Anti-corrosion of Oil Storage Tanks
1. Internal Anti-corrosion in Oil Storage Tanks
In the anti-corrosion process of oil storage tanks, safeguarding against corrosion within the tank is paramount. Operational practices involve allocating specific storage tanks based on the type of crude oil, such as gasoline or diesel oil, with variations in anti-corrosion treatments for roof tanks and floating roof tanks. The in-tank anti-corrosion process holds utmost significance, considering it is the direct contact point for petroleum liquid. Various anti-corrosion technologies are applied based on the specific areas within the tank experiencing contact. Gas corrosion, primarily from acidic gases like carbon dioxide or water vapor introduced during petroleum input, poses a significant threat to the top of oil tanks. This gas-induced corrosion, termed oxygen depolarization reaction, can be more severe than direct contact corrosion. During oil transportation, instability in the tank can lead to collisions and shaking, resulting in increased volatile gas in the oil and intensified corrosion, surpassing that of gas corrosion alone. Apart from areas not directly in contact with oil, such as the tank top, positions like the tank wall and tank bottom experience corresponding corrosion due to direct contact with oil. The tank wall undergoes chemical property changes over time, while the tank bottom faces complex corrosion factors, including water molecule accumulation and impurity buildup in the oil, leading to both chemical and electrochemical corrosion. Coating anti-corrosion technology, with materials like epoxy coatings known for acid and alkali corrosion resistance, is widely employed. Additionally, cathodic protection technology can be used to electrify and prevent corrosion. In the design stage of storage tank development, attention should be given to parts prone to corrosion, reinforcing them through measures like increased metal thickness to prolong the tank's service life. Regular maintenance inspections during tank use are crucial to monitor corrosion reduction, economic losses, and potential accidents.

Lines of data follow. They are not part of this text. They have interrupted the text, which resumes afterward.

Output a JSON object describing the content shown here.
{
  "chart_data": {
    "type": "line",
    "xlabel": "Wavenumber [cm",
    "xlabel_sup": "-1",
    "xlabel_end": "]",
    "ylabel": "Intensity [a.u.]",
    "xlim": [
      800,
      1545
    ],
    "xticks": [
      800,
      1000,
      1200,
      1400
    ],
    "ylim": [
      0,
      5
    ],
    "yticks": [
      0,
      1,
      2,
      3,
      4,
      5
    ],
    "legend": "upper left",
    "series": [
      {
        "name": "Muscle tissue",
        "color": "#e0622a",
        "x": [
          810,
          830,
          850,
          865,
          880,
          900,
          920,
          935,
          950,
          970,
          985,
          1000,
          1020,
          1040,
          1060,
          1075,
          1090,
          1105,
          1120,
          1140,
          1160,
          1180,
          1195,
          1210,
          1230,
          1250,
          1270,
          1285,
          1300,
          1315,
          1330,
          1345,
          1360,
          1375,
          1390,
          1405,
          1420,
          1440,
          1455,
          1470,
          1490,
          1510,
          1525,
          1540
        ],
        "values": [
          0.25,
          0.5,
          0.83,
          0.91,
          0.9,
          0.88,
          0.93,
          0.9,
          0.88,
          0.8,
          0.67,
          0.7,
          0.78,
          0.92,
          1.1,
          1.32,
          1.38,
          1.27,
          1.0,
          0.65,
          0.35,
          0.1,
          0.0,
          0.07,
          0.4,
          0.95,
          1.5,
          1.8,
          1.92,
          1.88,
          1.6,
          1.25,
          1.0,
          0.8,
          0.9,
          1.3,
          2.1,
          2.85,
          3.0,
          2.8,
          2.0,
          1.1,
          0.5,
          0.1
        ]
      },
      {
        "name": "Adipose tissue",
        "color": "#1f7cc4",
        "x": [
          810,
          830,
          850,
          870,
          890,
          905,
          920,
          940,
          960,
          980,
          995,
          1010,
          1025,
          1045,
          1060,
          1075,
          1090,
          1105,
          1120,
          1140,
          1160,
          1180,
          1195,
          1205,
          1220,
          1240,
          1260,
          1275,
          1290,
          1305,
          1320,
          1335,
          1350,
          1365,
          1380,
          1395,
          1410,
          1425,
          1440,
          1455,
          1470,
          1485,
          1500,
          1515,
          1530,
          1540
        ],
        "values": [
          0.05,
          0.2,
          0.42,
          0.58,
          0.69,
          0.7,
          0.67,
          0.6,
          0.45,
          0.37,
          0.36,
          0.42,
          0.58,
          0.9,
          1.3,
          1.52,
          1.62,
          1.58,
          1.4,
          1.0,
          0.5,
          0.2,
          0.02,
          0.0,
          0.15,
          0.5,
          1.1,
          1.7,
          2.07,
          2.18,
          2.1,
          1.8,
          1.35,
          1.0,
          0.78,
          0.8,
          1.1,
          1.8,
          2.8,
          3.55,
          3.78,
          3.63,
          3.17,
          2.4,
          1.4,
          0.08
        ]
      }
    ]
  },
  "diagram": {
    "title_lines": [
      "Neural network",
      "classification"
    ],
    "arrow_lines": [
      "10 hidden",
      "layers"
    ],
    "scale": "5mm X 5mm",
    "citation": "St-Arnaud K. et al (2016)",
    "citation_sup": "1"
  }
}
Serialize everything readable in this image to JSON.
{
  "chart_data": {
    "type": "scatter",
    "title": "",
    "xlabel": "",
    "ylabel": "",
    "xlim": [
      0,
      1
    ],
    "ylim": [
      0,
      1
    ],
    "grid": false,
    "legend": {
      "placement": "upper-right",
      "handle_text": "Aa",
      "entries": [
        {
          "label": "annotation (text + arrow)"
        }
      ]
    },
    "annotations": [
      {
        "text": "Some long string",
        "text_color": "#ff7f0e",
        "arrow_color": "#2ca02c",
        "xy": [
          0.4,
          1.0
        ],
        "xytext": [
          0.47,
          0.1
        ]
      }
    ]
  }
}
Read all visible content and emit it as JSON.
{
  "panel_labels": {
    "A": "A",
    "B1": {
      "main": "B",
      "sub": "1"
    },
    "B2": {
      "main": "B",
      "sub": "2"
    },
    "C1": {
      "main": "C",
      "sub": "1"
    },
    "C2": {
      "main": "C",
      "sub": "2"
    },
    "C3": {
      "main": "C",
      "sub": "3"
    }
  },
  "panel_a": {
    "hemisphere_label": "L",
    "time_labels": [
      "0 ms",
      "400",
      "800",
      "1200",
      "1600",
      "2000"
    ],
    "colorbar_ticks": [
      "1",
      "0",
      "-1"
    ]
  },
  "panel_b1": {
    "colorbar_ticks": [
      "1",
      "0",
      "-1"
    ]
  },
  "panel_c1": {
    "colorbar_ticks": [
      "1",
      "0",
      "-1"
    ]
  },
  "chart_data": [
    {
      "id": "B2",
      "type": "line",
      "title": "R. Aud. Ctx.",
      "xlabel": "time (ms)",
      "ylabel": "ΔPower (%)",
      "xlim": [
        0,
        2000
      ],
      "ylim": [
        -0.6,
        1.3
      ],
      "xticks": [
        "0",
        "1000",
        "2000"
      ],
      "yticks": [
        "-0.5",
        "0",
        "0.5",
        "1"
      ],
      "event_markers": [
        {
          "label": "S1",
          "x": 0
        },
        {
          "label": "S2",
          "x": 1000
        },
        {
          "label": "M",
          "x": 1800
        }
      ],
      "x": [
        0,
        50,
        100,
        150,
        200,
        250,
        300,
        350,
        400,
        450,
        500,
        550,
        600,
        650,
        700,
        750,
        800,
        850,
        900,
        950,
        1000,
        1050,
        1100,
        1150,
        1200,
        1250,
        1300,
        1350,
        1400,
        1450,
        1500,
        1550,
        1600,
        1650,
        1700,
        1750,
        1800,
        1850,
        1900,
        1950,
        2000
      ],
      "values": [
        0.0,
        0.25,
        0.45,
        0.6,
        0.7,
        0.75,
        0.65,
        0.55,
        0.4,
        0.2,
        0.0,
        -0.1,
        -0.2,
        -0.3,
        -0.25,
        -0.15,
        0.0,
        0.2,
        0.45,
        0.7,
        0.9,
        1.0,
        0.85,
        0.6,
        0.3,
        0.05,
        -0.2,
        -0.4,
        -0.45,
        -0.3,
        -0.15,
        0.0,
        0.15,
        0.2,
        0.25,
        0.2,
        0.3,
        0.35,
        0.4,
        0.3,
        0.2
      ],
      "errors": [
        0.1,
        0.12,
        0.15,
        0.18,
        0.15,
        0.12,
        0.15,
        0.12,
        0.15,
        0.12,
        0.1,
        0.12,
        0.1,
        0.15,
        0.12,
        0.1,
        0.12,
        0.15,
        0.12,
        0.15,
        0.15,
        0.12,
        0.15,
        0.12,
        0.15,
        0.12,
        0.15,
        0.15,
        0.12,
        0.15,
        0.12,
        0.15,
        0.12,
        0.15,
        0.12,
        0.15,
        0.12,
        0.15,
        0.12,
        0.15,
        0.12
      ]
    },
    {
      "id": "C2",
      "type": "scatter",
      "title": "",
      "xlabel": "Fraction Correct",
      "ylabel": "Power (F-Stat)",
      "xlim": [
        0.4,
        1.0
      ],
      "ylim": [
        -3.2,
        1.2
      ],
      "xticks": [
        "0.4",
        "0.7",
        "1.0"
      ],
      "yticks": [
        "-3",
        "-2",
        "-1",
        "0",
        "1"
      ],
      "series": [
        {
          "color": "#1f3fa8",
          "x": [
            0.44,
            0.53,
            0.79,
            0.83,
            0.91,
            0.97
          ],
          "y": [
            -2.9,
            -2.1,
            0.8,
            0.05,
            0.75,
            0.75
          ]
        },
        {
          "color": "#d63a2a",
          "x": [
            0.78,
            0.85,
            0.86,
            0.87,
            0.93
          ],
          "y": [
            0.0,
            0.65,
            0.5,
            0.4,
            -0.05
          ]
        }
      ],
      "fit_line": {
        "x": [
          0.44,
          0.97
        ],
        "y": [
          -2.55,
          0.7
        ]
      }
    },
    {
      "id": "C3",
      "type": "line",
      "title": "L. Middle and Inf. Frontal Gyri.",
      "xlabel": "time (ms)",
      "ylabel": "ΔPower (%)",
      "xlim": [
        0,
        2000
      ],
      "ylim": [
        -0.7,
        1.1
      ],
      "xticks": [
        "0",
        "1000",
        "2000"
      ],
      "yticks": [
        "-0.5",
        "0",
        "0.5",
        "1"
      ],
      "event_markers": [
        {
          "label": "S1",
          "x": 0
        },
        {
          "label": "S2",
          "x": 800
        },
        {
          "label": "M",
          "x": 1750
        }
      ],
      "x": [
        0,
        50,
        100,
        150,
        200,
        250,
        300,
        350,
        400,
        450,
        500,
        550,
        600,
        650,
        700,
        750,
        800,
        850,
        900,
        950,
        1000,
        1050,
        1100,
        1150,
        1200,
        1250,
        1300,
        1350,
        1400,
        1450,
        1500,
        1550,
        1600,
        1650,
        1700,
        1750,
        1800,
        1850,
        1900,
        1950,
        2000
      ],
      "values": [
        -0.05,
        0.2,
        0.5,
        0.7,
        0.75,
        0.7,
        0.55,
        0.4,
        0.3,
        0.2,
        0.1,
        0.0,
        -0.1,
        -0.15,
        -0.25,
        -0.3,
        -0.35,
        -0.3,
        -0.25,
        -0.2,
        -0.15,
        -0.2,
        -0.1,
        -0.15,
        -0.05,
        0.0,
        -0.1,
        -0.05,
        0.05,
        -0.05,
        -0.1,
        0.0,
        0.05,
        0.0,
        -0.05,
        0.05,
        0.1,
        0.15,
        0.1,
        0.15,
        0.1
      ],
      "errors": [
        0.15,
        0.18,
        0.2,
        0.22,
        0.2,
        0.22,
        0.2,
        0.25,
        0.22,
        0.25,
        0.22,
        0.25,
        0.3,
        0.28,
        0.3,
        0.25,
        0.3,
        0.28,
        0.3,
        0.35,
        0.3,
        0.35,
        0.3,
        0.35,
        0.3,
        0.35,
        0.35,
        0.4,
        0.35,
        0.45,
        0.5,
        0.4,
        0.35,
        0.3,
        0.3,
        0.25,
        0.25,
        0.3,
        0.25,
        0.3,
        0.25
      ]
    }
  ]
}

2. External Anti-corrosion of Storage Tanks
Tank anti-corrosion encompasses both in-tank and external-tank protection. External tank corrosion primarily stems from atmospheric factors, known as atmospheric corrosion. The degree of corrosion on the tank wall's outer surface is closely tied to the regional climate, environment, and air quality. Coastal cities in China, for instance, face higher humidity, industrial development, and air pollution, leading to increased atmospheric corrosion. To counter this, materials for external tank coatings should be selected based on factors such as waterproofing, grease, and acid-resistant epoxy coatings. Enhancing oil quality involves minimizing corrosive additives during storage, selecting corrosion-resistant materials, and addressing wear resistance to prevent issues like cracking due to pitting corrosion and stress corrosion in stainless steel materials.
Conclusion
As one of the vital strategic resources driving the advancement of petroleum industrialization, the transportation and storage of oil pipelines bear immense significance for national economic development and security. Ensuring the safety of strategic oil storage tasks is crucial to meet the requirements of national economic progress. To mitigate the corrosion of oil pipelines and storage tanks, it becomes imperative to adopt suitable protective measures tailored to the specific circumstances. Furthermore, enhancing the quality of the oil itself and employing materials with robust anti-corrosion properties in the fabrication of pipes and storage tanks are essential measures in the realm of energy management.